Pouvons-nous aimer nos ennemis et faire du bien à ceux qui nous haïssent ? Qui accepterait d’être volé sans avoir envie de retrouver son bien ? Qui est capable de ne juger personne ? Ce texte de l’évangile de Luc est bouleversant car il met le doigt sur nos limites extrêmes. Bien sûr, nous pouvons essayer de nous tranquilliser en nous disant que nous n’avons pas d’ennemis au sens fort du terme. En revanche, nous pouvons nommer les personnes qui ne nous aiment pas et qui ne veulent pas nous fréquenter. Ce ne sont pas des ennemis au sens strict, mais ils ne sont pas nos amis ! Avec ses paroles provocantes, Jésus prône un monde nouveau, de nouveaux rapports entre les hommes. Ils sont difficiles à entendre.
Difficiles car nous tenons à la vie et que nous ne voulons pas que quelqu’un nous la prenne. Un exemple : à une réunion de préparation au baptême nous commentons le Notre Père et nous parlons du pardon. Une jeune mère déclare qu’elle est prête à tout pardonner sauf à un prédateur qui s’attaquerait à son enfant. Autour de la table, tous les parents étaient d’accord, sauf que le message évangélique est que Dieu aime tous les hommes et pardonne à tous les pécheurs. Alors que faut-il faire ? Se laisser faire, se laisser dépouiller, ne rien dire ? L’actualité des cas d’abus sexuels dans notre société et dans l’Église nous pousse à répondre NON, bien sûr.

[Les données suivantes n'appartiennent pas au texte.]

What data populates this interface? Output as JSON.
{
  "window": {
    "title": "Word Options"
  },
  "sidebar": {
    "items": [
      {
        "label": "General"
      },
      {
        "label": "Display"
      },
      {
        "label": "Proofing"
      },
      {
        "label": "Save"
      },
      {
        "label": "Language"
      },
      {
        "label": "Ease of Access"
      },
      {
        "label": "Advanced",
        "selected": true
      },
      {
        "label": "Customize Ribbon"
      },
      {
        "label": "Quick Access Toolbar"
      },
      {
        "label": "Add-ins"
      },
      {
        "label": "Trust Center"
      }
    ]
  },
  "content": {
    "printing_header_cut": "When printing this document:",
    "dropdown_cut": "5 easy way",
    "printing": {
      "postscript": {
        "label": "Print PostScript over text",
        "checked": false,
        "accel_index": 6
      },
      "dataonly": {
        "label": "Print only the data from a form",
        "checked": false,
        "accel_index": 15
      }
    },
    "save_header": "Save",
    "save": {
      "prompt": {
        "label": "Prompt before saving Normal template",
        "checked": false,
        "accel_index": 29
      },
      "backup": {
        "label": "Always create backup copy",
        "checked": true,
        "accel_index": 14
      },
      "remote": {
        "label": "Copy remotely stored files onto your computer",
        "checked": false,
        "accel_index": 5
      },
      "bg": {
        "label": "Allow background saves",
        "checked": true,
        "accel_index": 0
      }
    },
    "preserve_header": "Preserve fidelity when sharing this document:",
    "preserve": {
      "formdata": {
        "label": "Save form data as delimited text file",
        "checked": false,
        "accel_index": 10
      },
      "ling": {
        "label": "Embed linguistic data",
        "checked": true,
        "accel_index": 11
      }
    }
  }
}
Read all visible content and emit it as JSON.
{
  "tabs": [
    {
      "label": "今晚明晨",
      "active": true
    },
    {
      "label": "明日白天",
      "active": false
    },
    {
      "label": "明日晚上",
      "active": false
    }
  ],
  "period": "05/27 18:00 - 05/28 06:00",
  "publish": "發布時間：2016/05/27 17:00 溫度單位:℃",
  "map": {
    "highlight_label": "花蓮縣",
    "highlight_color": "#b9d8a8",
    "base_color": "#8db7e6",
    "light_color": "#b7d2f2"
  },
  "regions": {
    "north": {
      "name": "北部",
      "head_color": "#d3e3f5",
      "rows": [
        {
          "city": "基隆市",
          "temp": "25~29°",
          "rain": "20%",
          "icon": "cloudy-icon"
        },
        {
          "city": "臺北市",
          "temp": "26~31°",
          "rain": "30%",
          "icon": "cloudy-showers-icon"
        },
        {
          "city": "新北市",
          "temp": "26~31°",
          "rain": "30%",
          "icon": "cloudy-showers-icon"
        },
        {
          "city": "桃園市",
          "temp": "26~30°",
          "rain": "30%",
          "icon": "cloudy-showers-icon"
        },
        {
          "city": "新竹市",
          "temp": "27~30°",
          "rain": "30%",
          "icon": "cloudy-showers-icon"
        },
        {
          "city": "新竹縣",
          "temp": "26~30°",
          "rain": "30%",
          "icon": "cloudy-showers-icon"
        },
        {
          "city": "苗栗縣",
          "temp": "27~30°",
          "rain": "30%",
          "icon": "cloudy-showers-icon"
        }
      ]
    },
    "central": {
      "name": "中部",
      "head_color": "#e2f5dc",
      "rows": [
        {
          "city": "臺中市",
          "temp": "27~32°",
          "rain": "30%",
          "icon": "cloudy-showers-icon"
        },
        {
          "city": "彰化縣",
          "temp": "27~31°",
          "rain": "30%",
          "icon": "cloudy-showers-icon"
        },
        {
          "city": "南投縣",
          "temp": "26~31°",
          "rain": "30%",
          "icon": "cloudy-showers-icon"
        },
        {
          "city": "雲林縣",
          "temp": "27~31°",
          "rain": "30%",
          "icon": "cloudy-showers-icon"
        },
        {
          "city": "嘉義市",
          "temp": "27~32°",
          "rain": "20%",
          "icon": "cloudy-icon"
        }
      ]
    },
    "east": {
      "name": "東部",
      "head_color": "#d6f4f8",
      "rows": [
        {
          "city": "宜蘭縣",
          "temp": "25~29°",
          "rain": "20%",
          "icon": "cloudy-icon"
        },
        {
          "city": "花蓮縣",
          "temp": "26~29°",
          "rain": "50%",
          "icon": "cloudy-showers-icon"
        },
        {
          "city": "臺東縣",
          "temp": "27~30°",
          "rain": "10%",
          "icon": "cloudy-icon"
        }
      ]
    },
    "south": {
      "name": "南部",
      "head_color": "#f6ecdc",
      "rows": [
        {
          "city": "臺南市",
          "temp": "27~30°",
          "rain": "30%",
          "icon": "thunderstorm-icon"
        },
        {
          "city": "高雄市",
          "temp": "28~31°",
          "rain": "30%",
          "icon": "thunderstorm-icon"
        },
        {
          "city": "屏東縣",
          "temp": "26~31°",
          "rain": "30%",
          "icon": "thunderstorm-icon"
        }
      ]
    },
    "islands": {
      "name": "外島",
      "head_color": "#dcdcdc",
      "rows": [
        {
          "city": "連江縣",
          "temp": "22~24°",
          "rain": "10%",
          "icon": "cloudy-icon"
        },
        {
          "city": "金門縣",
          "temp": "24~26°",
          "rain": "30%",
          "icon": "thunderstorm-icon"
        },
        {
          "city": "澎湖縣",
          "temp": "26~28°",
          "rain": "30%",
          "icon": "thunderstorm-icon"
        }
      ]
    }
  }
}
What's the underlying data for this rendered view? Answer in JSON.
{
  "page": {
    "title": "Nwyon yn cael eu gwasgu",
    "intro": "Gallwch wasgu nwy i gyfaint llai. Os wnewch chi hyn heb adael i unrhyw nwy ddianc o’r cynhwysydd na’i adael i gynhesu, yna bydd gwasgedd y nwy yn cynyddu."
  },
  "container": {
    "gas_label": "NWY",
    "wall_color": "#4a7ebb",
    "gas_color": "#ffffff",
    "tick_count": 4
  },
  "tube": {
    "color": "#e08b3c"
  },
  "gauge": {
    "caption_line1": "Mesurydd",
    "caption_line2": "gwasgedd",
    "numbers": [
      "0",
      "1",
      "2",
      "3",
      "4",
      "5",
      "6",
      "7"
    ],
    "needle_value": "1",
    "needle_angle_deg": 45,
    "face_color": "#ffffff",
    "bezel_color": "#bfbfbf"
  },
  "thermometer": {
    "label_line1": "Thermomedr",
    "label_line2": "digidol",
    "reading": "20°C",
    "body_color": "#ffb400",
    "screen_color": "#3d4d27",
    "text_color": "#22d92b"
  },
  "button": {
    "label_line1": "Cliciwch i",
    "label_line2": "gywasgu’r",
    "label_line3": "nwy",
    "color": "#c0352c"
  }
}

Jésus nous invite à un autre regard. Pour lui, Dieu est Père et tous les hommes sont ses enfants. Pour lui, tous les hommes et les femmes de la terre sont frères et sœurs et ce qui les unit c’est leur rapport à Dieu. Jésus veut ouvrir à une nouvelle compréhension des rapports humains. Il y met au centre l’amour, la reconnaissance, le respect. Il sait bien que l’homme est souvent guidé par ses instincts, son goût du pouvoir et son égoïsme. Il sait bien que Caïn a tué Abel. Mais il sait aussi que Dieu donne toujours une chance de vie au pécheur, comme à la femme adultère par exemple. Bien sûr que le prédateur sexuel doit être condamné et mis hors d’état de nuire, mais il n’en reste pas moins, un frère ou une sœur en humanité.
Ce message est difficile à entendre quand nous sommes pris dans la tourmente, quand nous sommes victimes et que notre vie est écorchée, bouleversée, meurtrie. Pour autant, le message de Jésus est une Bonne Nouvelle, car il nous pousse à sortir de la loi de la réciprocité et à chercher sans relâche, même dans les cas extrêmes, l’attitude humaine et fraternelle. Grâce à l’Esprit de Dieu nous y arrivons parfois.